Anyway, if those knobs only appear with CONFIG_SCHED_DEBUG enabled, I think it's better to document them in the Kconfig entry than in that documentation file. That way people interested in it can find it easily, and if the debug option ever disappears the help file won't need to be updated. When deciding whether to enable an option people look at the Kconfig text, so give all info they need to know there.

sum_exec_runtime/sum_wait_runtime seems also interesting. The ratio is 1 to 1442 for ksoftirqd (it ran for 5 ms and it waited 7 seconds for that, ouch). While wait_runtime_overruns is 232 and zero underruns. (Sure those fields aren't swapped accidentally?)

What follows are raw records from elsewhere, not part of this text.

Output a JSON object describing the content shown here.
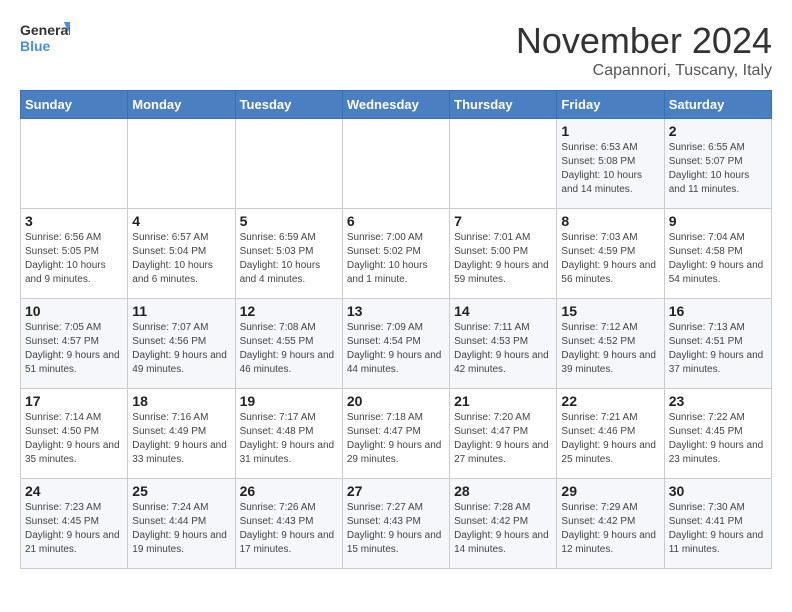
{
  "logo": {
    "line1": "General",
    "line2": "Blue"
  },
  "header": {
    "month": "November 2024",
    "location": "Capannori, Tuscany, Italy"
  },
  "weekdays": [
    "Sunday",
    "Monday",
    "Tuesday",
    "Wednesday",
    "Thursday",
    "Friday",
    "Saturday"
  ],
  "weeks": [
    [
      {
        "day": "",
        "info": ""
      },
      {
        "day": "",
        "info": ""
      },
      {
        "day": "",
        "info": ""
      },
      {
        "day": "",
        "info": ""
      },
      {
        "day": "",
        "info": ""
      },
      {
        "day": "1",
        "info": "Sunrise: 6:53 AM\nSunset: 5:08 PM\nDaylight: 10 hours and 14 minutes."
      },
      {
        "day": "2",
        "info": "Sunrise: 6:55 AM\nSunset: 5:07 PM\nDaylight: 10 hours and 11 minutes."
      }
    ],
    [
      {
        "day": "3",
        "info": "Sunrise: 6:56 AM\nSunset: 5:05 PM\nDaylight: 10 hours and 9 minutes."
      },
      {
        "day": "4",
        "info": "Sunrise: 6:57 AM\nSunset: 5:04 PM\nDaylight: 10 hours and 6 minutes."
      },
      {
        "day": "5",
        "info": "Sunrise: 6:59 AM\nSunset: 5:03 PM\nDaylight: 10 hours and 4 minutes."
      },
      {
        "day": "6",
        "info": "Sunrise: 7:00 AM\nSunset: 5:02 PM\nDaylight: 10 hours and 1 minute."
      },
      {
        "day": "7",
        "info": "Sunrise: 7:01 AM\nSunset: 5:00 PM\nDaylight: 9 hours and 59 minutes."
      },
      {
        "day": "8",
        "info": "Sunrise: 7:03 AM\nSunset: 4:59 PM\nDaylight: 9 hours and 56 minutes."
      },
      {
        "day": "9",
        "info": "Sunrise: 7:04 AM\nSunset: 4:58 PM\nDaylight: 9 hours and 54 minutes."
      }
    ],
    [
      {
        "day": "10",
        "info": "Sunrise: 7:05 AM\nSunset: 4:57 PM\nDaylight: 9 hours and 51 minutes."
      },
      {
        "day": "11",
        "info": "Sunrise: 7:07 AM\nSunset: 4:56 PM\nDaylight: 9 hours and 49 minutes."
      },
      {
        "day": "12",
        "info": "Sunrise: 7:08 AM\nSunset: 4:55 PM\nDaylight: 9 hours and 46 minutes."
      },
      {
        "day": "13",
        "info": "Sunrise: 7:09 AM\nSunset: 4:54 PM\nDaylight: 9 hours and 44 minutes."
      },
      {
        "day": "14",
        "info": "Sunrise: 7:11 AM\nSunset: 4:53 PM\nDaylight: 9 hours and 42 minutes."
      },
      {
        "day": "15",
        "info": "Sunrise: 7:12 AM\nSunset: 4:52 PM\nDaylight: 9 hours and 39 minutes."
      },
      {
        "day": "16",
        "info": "Sunrise: 7:13 AM\nSunset: 4:51 PM\nDaylight: 9 hours and 37 minutes."
      }
    ],
    [
      {
        "day": "17",
        "info": "Sunrise: 7:14 AM\nSunset: 4:50 PM\nDaylight: 9 hours and 35 minutes."
      },
      {
        "day": "18",
        "info": "Sunrise: 7:16 AM\nSunset: 4:49 PM\nDaylight: 9 hours and 33 minutes."
      },
      {
        "day": "19",
        "info": "Sunrise: 7:17 AM\nSunset: 4:48 PM\nDaylight: 9 hours and 31 minutes."
      },
      {
        "day": "20",
        "info": "Sunrise: 7:18 AM\nSunset: 4:47 PM\nDaylight: 9 hours and 29 minutes."
      },
      {
        "day": "21",
        "info": "Sunrise: 7:20 AM\nSunset: 4:47 PM\nDaylight: 9 hours and 27 minutes."
      },
      {
        "day": "22",
        "info": "Sunrise: 7:21 AM\nSunset: 4:46 PM\nDaylight: 9 hours and 25 minutes."
      },
      {
        "day": "23",
        "info": "Sunrise: 7:22 AM\nSunset: 4:45 PM\nDaylight: 9 hours and 23 minutes."
      }
    ],
    [
      {
        "day": "24",
        "info": "Sunrise: 7:23 AM\nSunset: 4:45 PM\nDaylight: 9 hours and 21 minutes."
      },
      {
        "day": "25",
        "info": "Sunrise: 7:24 AM\nSunset: 4:44 PM\nDaylight: 9 hours and 19 minutes."
      },
      {
        "day": "26",
        "info": "Sunrise: 7:26 AM\nSunset: 4:43 PM\nDaylight: 9 hours and 17 minutes."
      },
      {
        "day": "27",
        "info": "Sunrise: 7:27 AM\nSunset: 4:43 PM\nDaylight: 9 hours and 15 minutes."
      },
      {
        "day": "28",
        "info": "Sunrise: 7:28 AM\nSunset: 4:42 PM\nDaylight: 9 hours and 14 minutes."
      },
      {
        "day": "29",
        "info": "Sunrise: 7:29 AM\nSunset: 4:42 PM\nDaylight: 9 hours and 12 minutes."
      },
      {
        "day": "30",
        "info": "Sunrise: 7:30 AM\nSunset: 4:41 PM\nDaylight: 9 hours and 11 minutes."
      }
    ]
  ]
}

events/0 info is also interesting, it has a se.block_max of 1.1 second, which seems suspiciously high.

se.wait_runtime inclused the time a task slept, right? Otherwise it should be zero for all tasks that are sleeping, and that isn't the case.

Another strange thing is that really a lot tasks have almost the same block_max of 1.818 or 1.1816 seconds. The lower digits are so close together that it seems like all tasks were blocked and unblocked at the same time. Oh wait, that is probably caused by resume from/suspend to ram.

About documentation...

Posted Feb 7, 2008 12:32 UTC (Thu) by anders.blomdell@control.lth.se (guest, #50377) [Link]

I had similar problems with sluggish performance when doing heavy disk I/O, turning off
Hyper-Threading (in the BIOS) on the processor put the system back to more normal behavior
(i.e. worst-case blocking for syslog dropped from 25 seconds to 9 milliseconds).

Benchmarks, scheduler instrumentation, PowerTop

Posted Jul 26, 2007 16:33 UTC (Thu) by pheldens (guest, #19366) [Link] (1 responses)

Call me blind, but how do i turn on CFS in 23-rc1(-git*)?
I dont see the .config options anywhere, or is it on by default?

Benchmarks, scheduler instrumentation, PowerTop

Posted Jul 26, 2007 21:48 UTC (Thu) by mingo (guest, #31122) [Link]

Yeah, it's on by default - got merged early in the .23 merge window and is included in the 2.6.23-rc1 kernel (and -git*).